Desktop search was a major focus of many companies over the years. Google entered the fray in 2004 with their own client tool that was designed to let users search their own PCs for emails, files, music, photos, Web pages and more.
For me, reading through the last blog post where they announced their exit from the desktop search market, I get a little nostalgic. It’s true that Google Desktop was an immediate hit with users, as are most Google products. The problem was that Google was looking at a major shift in the way users were accessing data. Google now says that most users are moving to a cloud based file system and they wanted to focus their energies there.
Is Google giving its users whiplash?
Fair enough, Google docs is well used and simple, however they do tend to leave their users in a lurch when they move from this market to that market without so much as a peep about what the long-term goal is. This was the final statement from Google in 2011, “As of September 14, Google Desktop will no longer be available for download, and existing installations will not be updated to include new features or fixes.Thanks again to all of our users. It’s been a fun journey.” As a user, I personally think it could have been handled better. Even Xobni left a last “gift” for users when it exited the Desktop Search arena. Although it was still unsupported, it did have some feature(s) to help take the sting away.

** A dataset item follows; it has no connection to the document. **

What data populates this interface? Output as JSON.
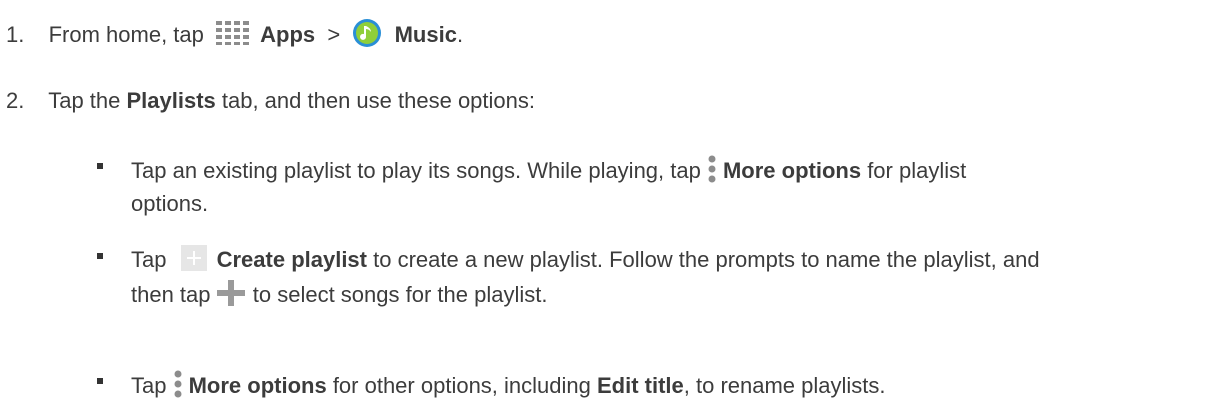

Is it time for Google to rethink?
I think like with most things tech, desktop search will be evaluated again by companies in the future. Maybe Google will come back, but until they do, Users are left to find a Desktop Search alternative. Maybe Desktop search just needs to become more robust. There is no reason that a desktop search solution couldn’t also index all the new nooks and crannies of the cloud. What about enterprise users that are concerned about the security of their data in the cloud? What are they supposed to do?